To those of you who worry you might be overstepping by answer questions posed by your fellow readers - stop worrying and comment! I can't know everything, and I love to hear about what you've learned and can share with others. The whole point of this blog is to provide accurate information about making bath and body products, and I don't want to be the only one providing that information! So please, share! 

In this same post, Karen asks: I wondering why my oil and water phases seem to be two completely different temperatures even though I am heating them in the same pot. This happened to me the other day too, the oil phase takes much longer to heat and never gets as hot as the water phase. Am I doing something wrong?

I don't know if you are heating the ingredients directly on a stove top or in a double boiler, but that aside, you aren't doing anything wrong. I find the oil takes longer to heat up, so I make sure I have it in a glass container instead of plastic as it conducts the heat better, and I make sure the water has boiled up before I add my containers. I've taken to measuring out the oil phase first, adding it to the double boiler, then measuring out all the stuff for the water phase because the oil phase always needs more time.

Anyone have some better suggestions than mine? Please share! 

As a reminder: Please for the love of all that is good and holy, use a double boiler. Our ingredients can spatter, boil, and burn when we heat them directly, which is one of the reasons I beg you not to use a microwave. I still bear the scars of microwaved lotion bars on my arms. (I make mistakes so you don't have to!) The water acts as an insulator to keep our temperatures relatively steady.

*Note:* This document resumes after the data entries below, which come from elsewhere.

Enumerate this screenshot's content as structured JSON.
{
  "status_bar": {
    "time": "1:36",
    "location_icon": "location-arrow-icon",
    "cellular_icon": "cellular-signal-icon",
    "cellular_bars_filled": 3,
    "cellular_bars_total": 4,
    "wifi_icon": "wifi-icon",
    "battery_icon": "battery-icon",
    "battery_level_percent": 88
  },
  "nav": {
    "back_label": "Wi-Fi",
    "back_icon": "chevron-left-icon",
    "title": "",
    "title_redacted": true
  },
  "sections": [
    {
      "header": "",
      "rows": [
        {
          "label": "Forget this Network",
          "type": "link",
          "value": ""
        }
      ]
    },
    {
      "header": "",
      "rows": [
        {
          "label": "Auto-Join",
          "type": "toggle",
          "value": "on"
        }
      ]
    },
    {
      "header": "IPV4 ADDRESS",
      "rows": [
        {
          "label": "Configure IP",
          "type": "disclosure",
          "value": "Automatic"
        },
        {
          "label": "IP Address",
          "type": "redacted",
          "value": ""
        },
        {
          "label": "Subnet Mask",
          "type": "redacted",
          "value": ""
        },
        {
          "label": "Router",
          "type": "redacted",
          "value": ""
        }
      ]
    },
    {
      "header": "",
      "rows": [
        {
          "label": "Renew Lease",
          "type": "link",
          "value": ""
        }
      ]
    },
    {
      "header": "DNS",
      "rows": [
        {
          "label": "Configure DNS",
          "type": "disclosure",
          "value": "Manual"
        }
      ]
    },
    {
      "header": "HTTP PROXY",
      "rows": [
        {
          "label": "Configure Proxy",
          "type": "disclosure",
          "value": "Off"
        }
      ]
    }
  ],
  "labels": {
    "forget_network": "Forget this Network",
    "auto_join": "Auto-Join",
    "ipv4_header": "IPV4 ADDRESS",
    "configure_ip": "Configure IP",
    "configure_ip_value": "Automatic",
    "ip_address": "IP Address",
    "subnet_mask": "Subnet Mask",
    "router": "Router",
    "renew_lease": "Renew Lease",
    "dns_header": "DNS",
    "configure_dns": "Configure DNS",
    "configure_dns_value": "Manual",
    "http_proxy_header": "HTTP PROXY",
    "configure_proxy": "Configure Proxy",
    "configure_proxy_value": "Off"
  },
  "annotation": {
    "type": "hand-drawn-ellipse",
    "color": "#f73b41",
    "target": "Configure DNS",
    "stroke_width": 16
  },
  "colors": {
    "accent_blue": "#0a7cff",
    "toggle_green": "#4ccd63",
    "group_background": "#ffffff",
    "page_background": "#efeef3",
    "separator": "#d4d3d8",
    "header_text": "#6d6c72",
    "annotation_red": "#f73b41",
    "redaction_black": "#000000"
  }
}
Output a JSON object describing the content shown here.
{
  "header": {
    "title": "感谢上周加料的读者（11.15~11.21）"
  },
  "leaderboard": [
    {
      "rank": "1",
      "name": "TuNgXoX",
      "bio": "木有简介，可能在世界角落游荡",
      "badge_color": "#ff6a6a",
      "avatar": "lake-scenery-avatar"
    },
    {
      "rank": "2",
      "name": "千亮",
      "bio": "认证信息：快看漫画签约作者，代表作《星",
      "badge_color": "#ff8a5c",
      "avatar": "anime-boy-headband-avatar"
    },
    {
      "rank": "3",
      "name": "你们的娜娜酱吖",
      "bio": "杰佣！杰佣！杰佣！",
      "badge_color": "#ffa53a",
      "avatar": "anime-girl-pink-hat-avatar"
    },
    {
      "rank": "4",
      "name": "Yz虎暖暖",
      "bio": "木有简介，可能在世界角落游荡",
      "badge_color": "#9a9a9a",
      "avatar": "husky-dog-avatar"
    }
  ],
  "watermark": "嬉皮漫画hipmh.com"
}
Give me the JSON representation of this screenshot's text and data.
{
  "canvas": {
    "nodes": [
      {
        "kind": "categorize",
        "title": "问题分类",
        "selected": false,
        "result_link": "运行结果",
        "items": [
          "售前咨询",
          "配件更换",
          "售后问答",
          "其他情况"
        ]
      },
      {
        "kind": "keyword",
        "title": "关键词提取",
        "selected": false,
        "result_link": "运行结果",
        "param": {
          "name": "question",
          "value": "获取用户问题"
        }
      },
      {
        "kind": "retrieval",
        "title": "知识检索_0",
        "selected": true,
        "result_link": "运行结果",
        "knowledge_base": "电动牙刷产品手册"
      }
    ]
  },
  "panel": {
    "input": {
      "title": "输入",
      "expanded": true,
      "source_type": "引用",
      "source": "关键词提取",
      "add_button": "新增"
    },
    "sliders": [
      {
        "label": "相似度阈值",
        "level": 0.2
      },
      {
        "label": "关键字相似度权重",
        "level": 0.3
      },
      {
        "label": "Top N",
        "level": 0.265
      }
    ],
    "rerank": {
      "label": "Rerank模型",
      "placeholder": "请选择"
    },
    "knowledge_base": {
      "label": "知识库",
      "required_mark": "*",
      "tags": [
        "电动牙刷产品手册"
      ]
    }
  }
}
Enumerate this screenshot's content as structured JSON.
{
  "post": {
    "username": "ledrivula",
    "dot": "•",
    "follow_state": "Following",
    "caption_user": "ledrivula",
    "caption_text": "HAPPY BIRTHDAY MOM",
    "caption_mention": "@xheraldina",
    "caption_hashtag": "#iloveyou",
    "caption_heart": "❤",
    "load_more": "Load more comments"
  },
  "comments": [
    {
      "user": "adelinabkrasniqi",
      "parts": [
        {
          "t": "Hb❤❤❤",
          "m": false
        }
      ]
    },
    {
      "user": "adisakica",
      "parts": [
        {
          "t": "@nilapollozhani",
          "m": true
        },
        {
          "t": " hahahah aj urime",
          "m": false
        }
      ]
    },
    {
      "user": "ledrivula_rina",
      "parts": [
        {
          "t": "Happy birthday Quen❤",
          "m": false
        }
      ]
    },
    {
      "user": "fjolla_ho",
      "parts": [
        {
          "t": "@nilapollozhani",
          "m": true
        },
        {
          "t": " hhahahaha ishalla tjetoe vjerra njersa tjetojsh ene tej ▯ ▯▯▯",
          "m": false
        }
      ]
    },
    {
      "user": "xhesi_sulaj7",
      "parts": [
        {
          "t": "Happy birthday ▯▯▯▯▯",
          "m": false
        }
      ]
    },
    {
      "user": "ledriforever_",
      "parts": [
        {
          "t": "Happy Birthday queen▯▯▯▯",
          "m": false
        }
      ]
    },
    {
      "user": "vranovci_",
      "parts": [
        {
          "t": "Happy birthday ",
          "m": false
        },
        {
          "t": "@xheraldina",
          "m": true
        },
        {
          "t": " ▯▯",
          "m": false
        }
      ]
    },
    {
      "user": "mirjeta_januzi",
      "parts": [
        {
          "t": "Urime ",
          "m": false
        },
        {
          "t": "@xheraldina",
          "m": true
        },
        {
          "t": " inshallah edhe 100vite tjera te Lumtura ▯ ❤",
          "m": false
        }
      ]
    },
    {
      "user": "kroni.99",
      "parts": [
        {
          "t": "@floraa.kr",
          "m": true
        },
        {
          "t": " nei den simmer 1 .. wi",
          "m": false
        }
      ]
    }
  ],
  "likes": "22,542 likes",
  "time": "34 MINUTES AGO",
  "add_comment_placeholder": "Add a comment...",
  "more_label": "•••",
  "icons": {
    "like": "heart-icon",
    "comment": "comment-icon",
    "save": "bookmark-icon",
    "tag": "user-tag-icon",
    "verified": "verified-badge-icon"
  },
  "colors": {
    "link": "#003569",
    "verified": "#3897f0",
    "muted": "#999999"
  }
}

It's easy to make a double boiler on your stove. Heat a large-ish pot of water to boiling, then reduce the heat so it isn't even simmering. Put a rack at the bottom if you want. Put your heat proof containers into the pot with the handles hanging off the side to make them secure. Heat until you reach 70˚C and hold them at that temperature for 20 minutes. (This is why we call it "heat and hold".) Remove carefully and finish up the product.

That's it for another edition of Weekend Wonderings! Have a comment or question? Add to the post of your choice - please choose a relevant one - or visit the Weekend Wonderings question page and I'll do my best to answer it!


Keisha said...

Yay! Thanks for selecting my question!

Anonymous said...

How cool! Get back from vacation and see you have addressed my question. I will try your suggestions


Anonymous said...

What suggestions do you have for a rack? I tried to use a trivet, but I found out the hard way it wasn't made out of stainless steel and it rusted after one heating.
Love your Blog, Dan.

johnny somethingerman said...

For the double boil, I really like my beaker set. Depending on the size of the batch I can use the 1000 or 750ml beaker for the water phase, or 500 or 250 ml beaker for the oil. The nice thing for me is I can get my stick blender in the wide open beaker. When I make really big batches, I go for a candle making pitcher (about $10 US on amazon).

I've had bad experiences putting cold glass in a boiling pot, so I let the phases heat up with the water, but I do things a bit differently for each phase. The oil phase I monitor only with an IR thermometer, allowing the oil to hold the heat to keep it around 70C (usually it sits at about 85C) with the stove on the lowest possible setting. I think I could hold it lower if I used a pair of bamboo skewers broken to fit in the pot as pylons for the beaker to rest on, keeping it away from the pot-s direct heat transfer.

For the water phase I use a candy thermometer, and I constantly watch the temperature and adjust the burner to keep the temp at 75C +/-5. Again, if I used the babmoo skewers I'd probably have less trouble holding the temp steady.

Using this method I've never had a lotion fail (except the time I tried using cetearyl alcohol as my high HLB emulsifier in an emulsification system, bad idea!).

Anonymous said...

A little late to the party, but to shine some light on the question of why the oil takes longer to heat up than the water, the answer lies in Heat Capacity vs Thermal Conductivity.

Water has a higher Heat Capacity than the oil, which means that in terms of amount of heat, you need more heat to raise the temperature of water than you need to raise the temperature of the oil the same amount. Therefore, you would expect that the oil would heat up quicker than the water; however, this is not the only thing to consider.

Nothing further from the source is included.